SPRINGFIELD — — Illinois prison officials predicted last spring that employee overtime costs would drop last year, but a published report shows that the Department of Corrections paid more than $60 million for extra hours for the second year in a row.
The Springfield bureau of Lee Enterprises reported Monday (http://bit.ly/1tNJHaS ) that the agency is blaming unexpected retirements of correctional guards and rising payroll costs tied to a contract agreement signed more than a year ago.
"That resulted in millions in would-be savings being eaten up by the difference in pay scales," Corrections spokesman Tom Shaer said.
Shaer added that the actual number of overtime hours worked dropped 12 percent in the budget year that ended June 30.
A spokesman for the American Federation of State, County and Municipal Employees, which represents most Corrections workers, called the problem "systemic."
"Too many inmates and not enough staff," Anders Lindall said.
The Illinois prison system has struggled for years with overtime costs as its employee headcount has shrunk and inmate population grown.
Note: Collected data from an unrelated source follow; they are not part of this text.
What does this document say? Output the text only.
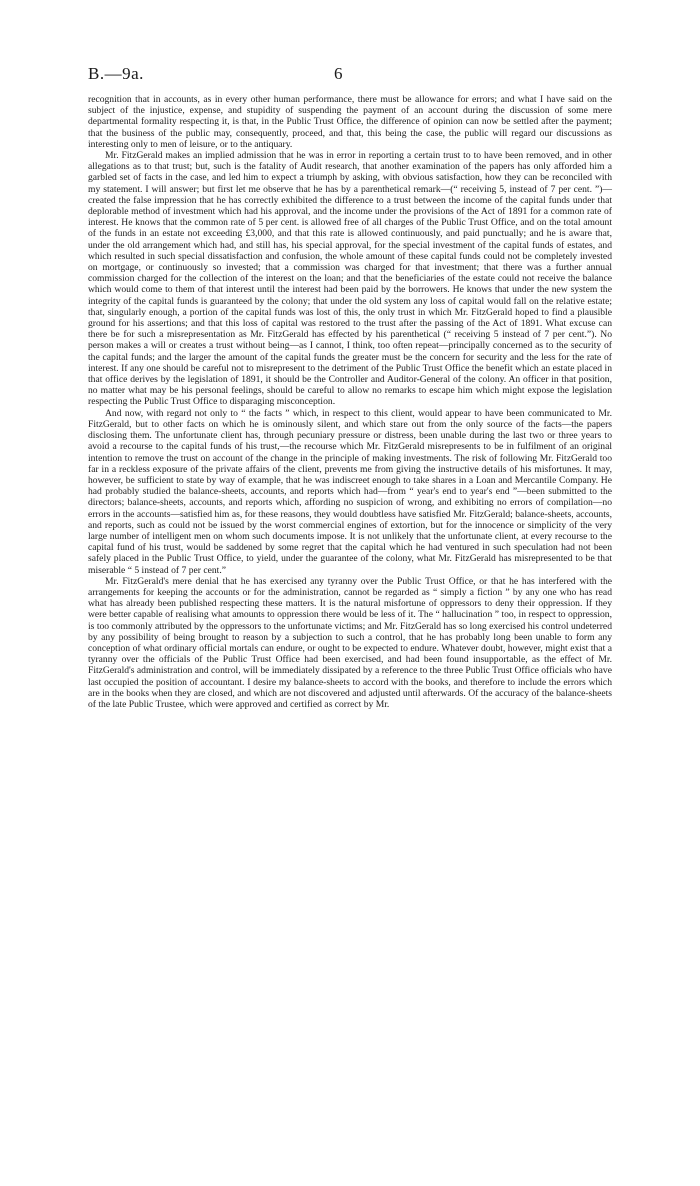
B.—9a.	6

recognition that in accounts, as in every other human performance, there must be allowance for errors; and what I have said on the subject of the injustice, expense, and stupidity of suspending the payment of an account during the discussion of some mere departmental formality respecting it, is that, in the Public Trust Office, the difference of opinion can now be settled after the payment; that the business of the public may, consequently, proceed, and that, this being the case, the public will regard our discussions as interesting only to men of leisure, or to the antiquary.

Mr. FitzGerald makes an implied admission that he was in error in reporting a certain trust to to have been removed, and in other allegations as to that trust; but, such is the fatality of Audit research, that another examination of the papers has only afforded him a garbled set of facts in the case, and led him to expect a triumph by asking, with obvious satisfaction, how they can be reconciled with my statement. I will answer; but first let me observe that he has by a parenthetical remark—(“ receiving 5, instead of 7 per cent. ”)—created the false impression that he has correctly exhibited the difference to a trust between the income of the capital funds under that deplorable method of investment which had his approval, and the income under the provisions of the Act of 1891 for a common rate of interest. He knows that the common rate of 5 per cent. is allowed free of all charges of the Public Trust Office, and on the total amount of the funds in an estate not exceeding £3,000, and that this rate is allowed continuously, and paid punctually; and he is aware that, under the old arrangement which had, and still has, his special approval, for the special investment of the capital funds of estates, and which resulted in such special dissatisfaction and confusion, the whole amount of these capital funds could not be completely invested on mortgage, or continuously so invested; that a commission was charged for that investment; that there was a further annual commission charged for the collection of the interest on the loan; and that the beneficiaries of the estate could not receive the balance which would come to them of that interest until the interest had been paid by the borrowers. He knows that under the new system the integrity of the capital funds is guaranteed by the colony; that under the old system any loss of capital would fall on the relative estate; that, singularly enough, a portion of the capital funds was lost of this, the only trust in which Mr. FitzGerald hoped to find a plausible ground for his assertions; and that this loss of capital was restored to the trust after the passing of the Act of 1891. What excuse can there be for such a misrepresentation as Mr. FitzGerald has effected by his parenthetical (“ receiving 5 instead of 7 per cent.”). No person makes a will or creates a trust without being—as I cannot, I think, too often repeat—principally concerned as to the security of the capital funds; and the larger the amount of the capital funds the greater must be the concern for security and the less for the rate of interest. If any one should be careful not to misrepresent to the detriment of the Public Trust Office the benefit which an estate placed in that office derives by the legislation of 1891, it should be the Controller and Auditor-General of the colony. An officer in that position, no matter what may be his personal feelings, should be careful to allow no remarks to escape him which might expose the legislation respecting the Public Trust Office to disparaging misconception.

And now, with regard not only to “ the facts ” which, in respect to this client, would appear to have been communicated to Mr. FitzGerald, but to other facts on which he is ominously silent, and which stare out from the only source of the facts—the papers disclosing them. The unfortunate client has, through pecuniary pressure or distress, been unable during the last two or three years to avoid a recourse to the capital funds of his trust,—the recourse which Mr. FitzGerald misrepresents to be in fulfilment of an original intention to remove the trust on account of the change in the principle of making investments. The risk of following Mr. FitzGerald too far in a reckless exposure of the private affairs of the client, prevents me from giving the instructive details of his misfortunes. It may, however, be sufficient to state by way of example, that he was indiscreet enough to take shares in a Loan and Mercantile Company. He had probably studied the balance-sheets, accounts, and reports which had—from “ year's end to year's end ”—been submitted to the directors; balance-sheets, accounts, and reports which, affording no suspicion of wrong, and exhibiting no errors of compilation—no errors in the accounts—satisfied him as, for these reasons, they would doubtless have satisfied Mr. FitzGerald; balance-sheets, accounts, and reports, such as could not be issued by the worst commercial engines of extortion, but for the innocence or simplicity of the very large number of intelligent men on whom such documents impose. It is not unlikely that the unfortunate client, at every recourse to the capital fund of his trust, would be saddened by some regret that the capital which he had ventured in such speculation had not been safely placed in the Public Trust Office, to yield, under the guarantee of the colony, what Mr. FitzGerald has misrepresented to be that miserable “ 5 instead of 7 per cent.”

Mr. FitzGerald's mere denial that he has exercised any tyranny over the Public Trust Office, or that he has interfered with the arrangements for keeping the accounts or for the administration, cannot be regarded as “ simply a fiction ” by any one who has read what has already been published respecting these matters. It is the natural misfortune of oppressors to deny their oppression. If they were better capable of realising what amounts to oppression there would be less of it. The “ hallucination ” too, in respect to oppression, is too commonly attributed by the oppressors to the unfortunate victims; and Mr. FitzGerald has so long exercised his control undeterred by any possibility of being brought to reason by a subjection to such a control, that he has probably long been unable to form any conception of what ordinary official mortals can endure, or ought to be expected to endure. Whatever doubt, however, might exist that a tyranny over the officials of the Public Trust Office had been exercised, and had been found insupportable, as the effect of Mr. FitzGerald's administration and control, will be immediately dissipated by a reference to the three Public Trust Office officials who have last occupied the position of accountant. I desire my balance-sheets to accord with the books, and therefore to include the errors which are in the books when they are closed, and which are not discovered and adjusted until afterwards. Of the accuracy of the balance-sheets of the late Public Trustee, which were approved and certified as correct by Mr.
The prisons employed 17,000 people in 2002, a number that had dropped to 11,000 in 2012, even as the state had thousands of more prisoners.
Illinois Auditor General William Holland has reported that the last time overtime costs were in the same range as in 2013-14 was 2009, when the state paid out $53 million to correctional officers, nurses, and other facility workers who put in 1.2 million hours beyond their regular punch-out time.
Shaer said Corrections expected 762 workers to retire in the 2014 fiscal year but that 912 called it quits. He said the agency has money to hire new guards; a class of cadets is scheduled to graduate from training July 25.
Lindall said the dilemma is a good example of why the Legislature should vote to extend Gov. Pat Quinn's temporary, five-year income tax increase set to roll back in January. Quinn proposed that in his budget plan last spring, but lawmakers didn't go along and approved a budget that doesn't have enough money to last the entire year.